0:30 Ibn Jarir al-Tabari, möge Gott ihm gnädig sein, sagte:
0:33 sagte Moses zu den beiden Frauen
0:35 Was ist los mit Ihnen und was geht es Ihnen an, das zu verteidigen, was Sie dem Volk angetan haben?
0:40 Bewässert man es nicht mit dem Vieh der Menschen?
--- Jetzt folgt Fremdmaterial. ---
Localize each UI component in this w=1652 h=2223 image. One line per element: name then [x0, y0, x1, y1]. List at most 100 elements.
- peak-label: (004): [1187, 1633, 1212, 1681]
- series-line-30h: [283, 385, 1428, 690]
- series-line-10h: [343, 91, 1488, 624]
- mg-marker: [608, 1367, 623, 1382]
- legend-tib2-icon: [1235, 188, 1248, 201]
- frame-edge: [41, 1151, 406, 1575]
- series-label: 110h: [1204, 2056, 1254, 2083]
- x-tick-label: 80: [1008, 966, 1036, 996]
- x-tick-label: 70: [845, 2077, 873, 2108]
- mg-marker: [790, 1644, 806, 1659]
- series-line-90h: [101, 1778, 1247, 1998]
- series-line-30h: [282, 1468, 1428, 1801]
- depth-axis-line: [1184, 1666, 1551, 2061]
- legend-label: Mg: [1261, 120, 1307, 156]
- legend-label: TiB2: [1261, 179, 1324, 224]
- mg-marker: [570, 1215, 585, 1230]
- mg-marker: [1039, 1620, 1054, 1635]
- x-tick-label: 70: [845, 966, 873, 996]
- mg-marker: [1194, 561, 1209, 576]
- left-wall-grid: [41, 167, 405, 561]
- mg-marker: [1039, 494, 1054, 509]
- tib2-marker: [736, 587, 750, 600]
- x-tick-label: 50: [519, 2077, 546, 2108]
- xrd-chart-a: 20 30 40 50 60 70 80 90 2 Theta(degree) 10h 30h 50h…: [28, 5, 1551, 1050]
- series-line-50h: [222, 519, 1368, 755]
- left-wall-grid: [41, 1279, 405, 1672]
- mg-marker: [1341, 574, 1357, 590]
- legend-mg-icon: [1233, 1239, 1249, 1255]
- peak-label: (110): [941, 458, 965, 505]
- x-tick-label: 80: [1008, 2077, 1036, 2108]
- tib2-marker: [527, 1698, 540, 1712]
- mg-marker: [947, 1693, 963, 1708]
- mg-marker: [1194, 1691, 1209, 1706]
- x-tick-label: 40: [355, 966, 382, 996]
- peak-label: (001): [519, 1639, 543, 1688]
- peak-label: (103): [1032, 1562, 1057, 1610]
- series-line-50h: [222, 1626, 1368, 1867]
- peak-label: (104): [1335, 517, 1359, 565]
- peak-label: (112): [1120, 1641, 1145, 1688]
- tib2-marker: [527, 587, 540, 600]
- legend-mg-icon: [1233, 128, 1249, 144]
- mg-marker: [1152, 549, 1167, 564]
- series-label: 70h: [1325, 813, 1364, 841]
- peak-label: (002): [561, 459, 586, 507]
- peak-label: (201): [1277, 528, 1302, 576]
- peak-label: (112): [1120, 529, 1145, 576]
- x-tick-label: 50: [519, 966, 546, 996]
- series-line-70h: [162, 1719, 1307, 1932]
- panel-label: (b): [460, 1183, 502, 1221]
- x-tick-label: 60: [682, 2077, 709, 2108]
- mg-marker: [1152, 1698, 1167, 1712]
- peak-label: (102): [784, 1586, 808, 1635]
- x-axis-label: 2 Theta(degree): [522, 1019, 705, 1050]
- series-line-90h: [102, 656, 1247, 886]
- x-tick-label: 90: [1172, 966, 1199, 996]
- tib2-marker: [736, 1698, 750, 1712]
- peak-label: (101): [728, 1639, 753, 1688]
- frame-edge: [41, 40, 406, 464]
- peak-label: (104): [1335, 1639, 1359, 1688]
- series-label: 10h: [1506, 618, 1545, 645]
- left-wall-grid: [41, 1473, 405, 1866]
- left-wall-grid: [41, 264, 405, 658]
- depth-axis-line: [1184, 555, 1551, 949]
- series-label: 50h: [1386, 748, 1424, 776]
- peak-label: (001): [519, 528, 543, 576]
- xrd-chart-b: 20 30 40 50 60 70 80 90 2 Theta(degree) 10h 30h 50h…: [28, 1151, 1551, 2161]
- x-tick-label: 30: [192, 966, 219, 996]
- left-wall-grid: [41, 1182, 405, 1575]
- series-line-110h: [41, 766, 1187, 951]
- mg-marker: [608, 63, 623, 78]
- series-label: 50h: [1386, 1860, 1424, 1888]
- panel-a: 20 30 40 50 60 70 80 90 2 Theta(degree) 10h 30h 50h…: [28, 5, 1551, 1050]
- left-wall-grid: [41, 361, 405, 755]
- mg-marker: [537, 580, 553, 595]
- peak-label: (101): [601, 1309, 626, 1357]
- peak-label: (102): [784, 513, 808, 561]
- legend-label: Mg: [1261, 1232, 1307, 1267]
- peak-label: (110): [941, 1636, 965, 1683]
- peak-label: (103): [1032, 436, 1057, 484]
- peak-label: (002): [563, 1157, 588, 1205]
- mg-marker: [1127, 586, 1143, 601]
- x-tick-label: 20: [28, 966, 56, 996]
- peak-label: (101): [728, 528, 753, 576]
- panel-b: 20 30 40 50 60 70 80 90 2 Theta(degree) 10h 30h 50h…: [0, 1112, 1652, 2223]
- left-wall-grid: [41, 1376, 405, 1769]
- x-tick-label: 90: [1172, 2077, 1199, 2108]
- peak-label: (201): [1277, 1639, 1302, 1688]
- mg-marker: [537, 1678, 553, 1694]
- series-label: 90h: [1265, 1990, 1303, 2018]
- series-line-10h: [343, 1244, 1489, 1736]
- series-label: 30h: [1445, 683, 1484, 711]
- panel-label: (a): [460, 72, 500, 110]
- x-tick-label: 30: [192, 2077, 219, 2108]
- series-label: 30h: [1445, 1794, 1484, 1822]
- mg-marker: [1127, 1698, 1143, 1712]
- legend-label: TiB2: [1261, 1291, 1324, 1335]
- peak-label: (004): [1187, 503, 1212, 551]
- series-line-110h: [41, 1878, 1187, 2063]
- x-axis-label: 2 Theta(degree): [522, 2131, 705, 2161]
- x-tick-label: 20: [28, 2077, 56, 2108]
0:44 Al-Taher Ibn Ashour, möge Gott ihm gnädig sein, sagte
0:47 Als Moses sah, wie die beiden Frauen ihr Vieh vom Trinken abhielten
0:52 Er fragte sie, was mit dir los sei
0:55 Es geht um ihre Geschichte und ihre Angelegenheiten
0:58 Als das Wasser kam
1:00 Er wagte es nicht, ihre Schafe zu tränken
1:04 Die Antwort war großartig
1:07 Das ist heute eine Lektion für jedes Mädchen, das außerhalb des Hauses arbeiten möchte
1:13 Sie sagte: Wir werden nicht bewässern, bis die Weiden freigegeben sind
1:17 Unser Vater ist ein großer Scheich
1:20 Ibn Kathir, möge Gott ihm gnädig sein, sagte
1:23 Das heißt, wir bekommen erst dann Wasser, wenn sie fertig sind
1:28 Al-Alusi, möge Gott, der Allmächtige, ihm gnädig sein, sagte
1:31 Als ob sie sagten
1:33 Zwei schwache Frauen werden versteckt
1:37 Wir können nicht mit Männern streiten oder mit ihnen streiten
1:41 Wir haben keinen Mann, der das macht
1:44 Unser Vater ist ein alter Scheich
1:47 Das Alter hat ihn geschwächt
1:49 Wir müssen die Bewässerung verzögern, bis Menschen sterben oder kein Wasser mehr hat
1:56 Also erklärte ich den Grund, weshalb ich auf das Gießen verzichtete
2:00 Ich möchte mich nicht unter Männer drängen und mich unter sie mischen
2:05 Anschließend erläuterte sie den Vorwand, der sie dazu veranlasste, außer Haus zu arbeiten
2:11 Sie sagte: „Unser Vater ist ein alter Mann.“
2:16 Ibn Kathir, möge Gott ihm gnädig sein, sagte
2:18 Das heißt, dies ist die Situation, die uns Zuflucht in dem gibt, was Sie sehen
2:23 Al-Taher Ibn Ashour, möge Gott ihm gnädig sein, sagte
2:26 Sie sagten: „Unser Vater ist ein großer Scheich.“
2:30 Als Entschuldigung dafür, dass ich mit den Männern zum Tränken gekommen bin
2:34 Weil sie keinen Mann fanden, der ihnen Wasser gab
2:38 Denn der einzige Mann, den sie haben, ist ihr Vater
2:42 Er ist ein großer Scheich
2:44 Es kann das Wasser nicht erreichen, weil es zu schwach ist, um mit ihm zu konkurrieren
2:48 Al-Shaarawi, möge Gott ihm gnädig sein, sagte
2:51 Wir haben also drei Bestimmungen in dieser Geschichte
2:55 Wir gießen nicht, bis die Weide herauskommt
2:58 Sie hat eine Entscheidung getroffen
3:00 Unser Vater ist ein großer Scheich
3:03 Sie hat eine Entscheidung getroffen
3:05 Also gab er ihnen Wasser
3:07 Sie erließ eine dritte Entscheidung
3:09 Diese drei Urteile
3:12 Es regelt die Frage der Frauenarbeit für die muslimische Gemeinschaft
3:16 Was sollen wir tun, wenn Frauen zur Arbeit gezwungen werden?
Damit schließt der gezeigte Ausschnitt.